A Conversation with Wireless Philadelphia

Posted in benchmarks, conversations, discovery stages, meetings, organization, planning, projects, research, wifi by forgr on February 26, 2008

Conversation with Thomas Kim, Operations Manager Wireless Philadelphia
(I called Wireless Philadelphia’s office today as a concerned citizen in Grand Rapids, MI. a man named Thomas answered the phone, I later learned that it was Thomas Kim, Operations Manager of the program. Notes are below in short statements… I’ll summarize at the end)

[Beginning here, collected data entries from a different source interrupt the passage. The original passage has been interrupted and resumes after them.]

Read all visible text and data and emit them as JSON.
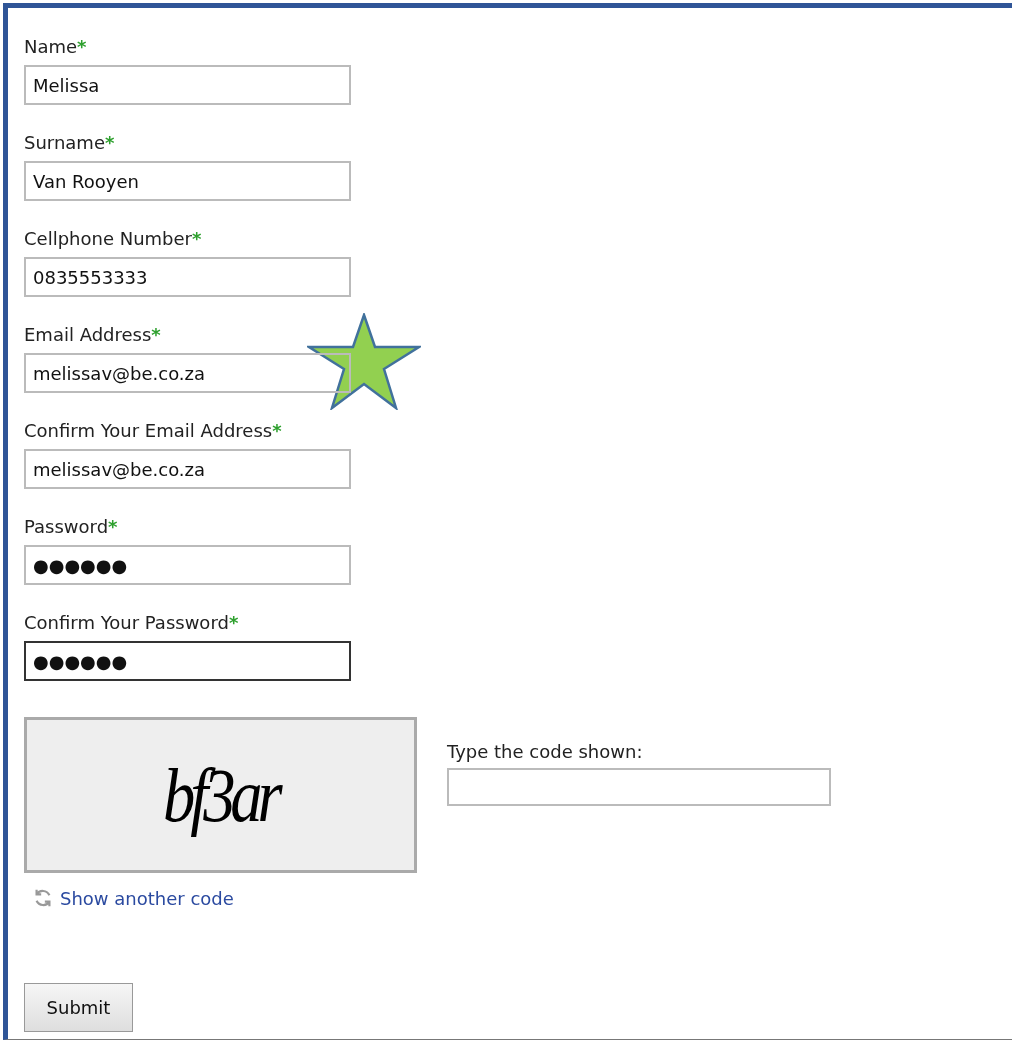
{
  "fields": [
    {
      "label": "Name",
      "required_mark": "*",
      "value": "Melissa",
      "focused": false
    },
    {
      "label": "Surname",
      "required_mark": "*",
      "value": "Van Rooyen",
      "focused": false
    },
    {
      "label": "Cellphone Number",
      "required_mark": "*",
      "value": "0835553333",
      "focused": false
    },
    {
      "label": "Email Address",
      "required_mark": "*",
      "value": "melissav@be.co.za",
      "focused": false
    },
    {
      "label": "Confirm Your Email Address",
      "required_mark": "*",
      "value": "melissav@be.co.za",
      "focused": false
    },
    {
      "label": "Password",
      "required_mark": "*",
      "value": "●●●●●●",
      "focused": false
    },
    {
      "label": "Confirm Your Password",
      "required_mark": "*",
      "value": "●●●●●●",
      "focused": true
    }
  ],
  "captcha": {
    "code": "bf3ar",
    "prompt": "Type the code shown:",
    "refresh_link": "Show another code"
  },
  "submit_button": "Submit"
}
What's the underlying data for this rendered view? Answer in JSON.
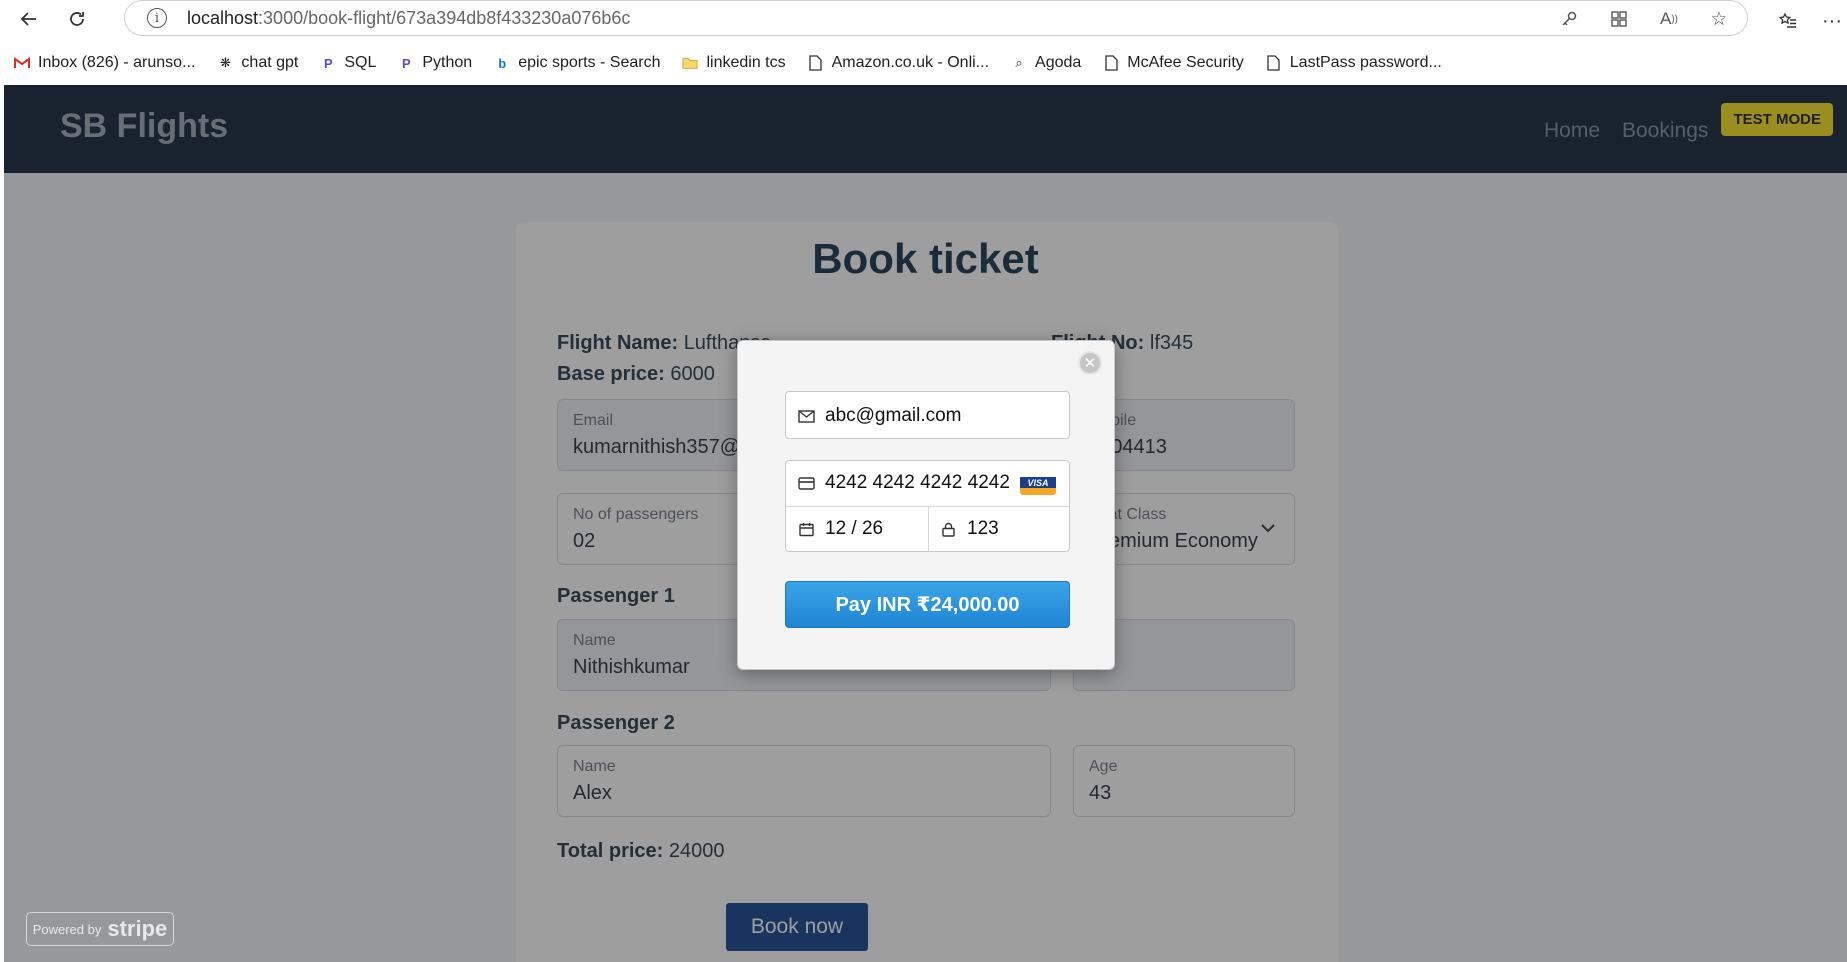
{
  "browser": {
    "url_host": "localhost",
    "url_path": ":3000/book-flight/673a394db8f433230a076b6c",
    "bookmarks": [
      {
        "label": "Inbox (826) - arunso...",
        "icon": "gmail-icon"
      },
      {
        "label": "chat gpt",
        "icon": "openai-icon"
      },
      {
        "label": "SQL",
        "icon": "perplexity-icon"
      },
      {
        "label": "Python",
        "icon": "perplexity-icon"
      },
      {
        "label": "epic sports - Search",
        "icon": "bing-icon"
      },
      {
        "label": "linkedin tcs",
        "icon": "folder-icon"
      },
      {
        "label": "Amazon.co.uk - Onli...",
        "icon": "page-icon"
      },
      {
        "label": "Agoda",
        "icon": "agoda-icon"
      },
      {
        "label": "McAfee Security",
        "icon": "page-icon"
      },
      {
        "label": "LastPass password...",
        "icon": "page-icon"
      }
    ]
  },
  "navbar": {
    "brand": "SB Flights",
    "links": [
      "Home",
      "Bookings"
    ],
    "test_mode": "TEST MODE"
  },
  "booking": {
    "title": "Book ticket",
    "flight_name_label": "Flight Name:",
    "flight_name_value": "Lufthansa",
    "flight_no_label": "Flight No:",
    "flight_no_value": "lf345",
    "base_price_label": "Base price:",
    "base_price_value": "6000",
    "email_label": "Email",
    "email_value": "kumarnithish357@gmail.com",
    "mobile_label": "Mobile",
    "mobile_value": "9904413",
    "passengers_label": "No of passengers",
    "passengers_value": "02",
    "class_label": "Seat Class",
    "class_value": "Premium Economy",
    "passenger1_heading": "Passenger 1",
    "passenger1_name_label": "Name",
    "passenger1_name_value": "Nithishkumar",
    "passenger2_heading": "Passenger 2",
    "passenger2_name_label": "Name",
    "passenger2_name_value": "Alex",
    "passenger2_age_label": "Age",
    "passenger2_age_value": "43",
    "total_label": "Total price:",
    "total_value": "24000",
    "book_button": "Book now"
  },
  "stripe": {
    "powered_by": "Powered by",
    "brand": "stripe",
    "email": "abc@gmail.com",
    "card_number": "4242 4242 4242 4242",
    "card_brand": "VISA",
    "expiry": "12 / 26",
    "cvc": "123",
    "pay_button": "Pay INR ₹24,000.00",
    "close_symbol": "✕"
  }
}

Their project is divided into three parts, all cooperating together 1. Wireless Philadelphia, 2. City of Phily, and 3. Earthlink
Wireless Philadelphia is a non-profit runs independently, no tax dollars went into it at all
RPF sent out from Wireless Philadelphia
EarthLink was chosen
They offered to pay build out themselves, operate it and maintain it
Concessions were made, generate revenue from subscribers
Main objective, was to make sure that there was digital inclusion, help brdge that gap
Subsidized accounts were created with EarthLink, $9.95
They are currently in a holding pattern, waiting to see what happens now that Earthlink is being purchased. Sucks. Read the snappy article on Philebritiy here.

Mayor was the incorporated, Interin COO
CIO put together an executive committee
City Government was part of that committee

(Thomas mentioned that Clearwire will most likely do Advertising, municipality)
Governance of organization: Board has four appointments, Mayor, 3 by council, 2 by board, CIO serves on board by default.

Marketing, website was part of operation, was from grants to Wireless Phildelphia Digital Inclusion program:
Group: Purchase bundles, $600 internet for one year, a laptop, classes, support resources
Individuals: sign up locations to earn a laptop, support, classes

They reached out to EARN, employment resources, network, welfare to work. Incentivized benchmarks, state funded.

They reached out to OIC programs, vocational institutions community based, life skill enhancement or building, city departments, ex-offenders, senior citizens based organizations, undeserved.

Brief time line: ’05 Business Plan, RFP. Summer of ’06 CEO was put in place, Fall of ’06 started finally, contracts

Not very well communicated in the beginning stages.

Is the program successful? When had full backing of vendor, okay
Biggest pain? service is the problem now

Wireless Philadelphia has largest Wifi coverage, 75%
Huston, 600 square miles
Portland, comparable

(WiMax will have same problems, Radio Frequency changes)

Any resources that your organization can offer to other cities, a kit, a how to? Nope.

About section on the website has more information, historic documents pdfs, RFP, network agreement, defines relationship

In short
Do it, and get as many community resources involved, write a complete business plan. He said we could call anytime.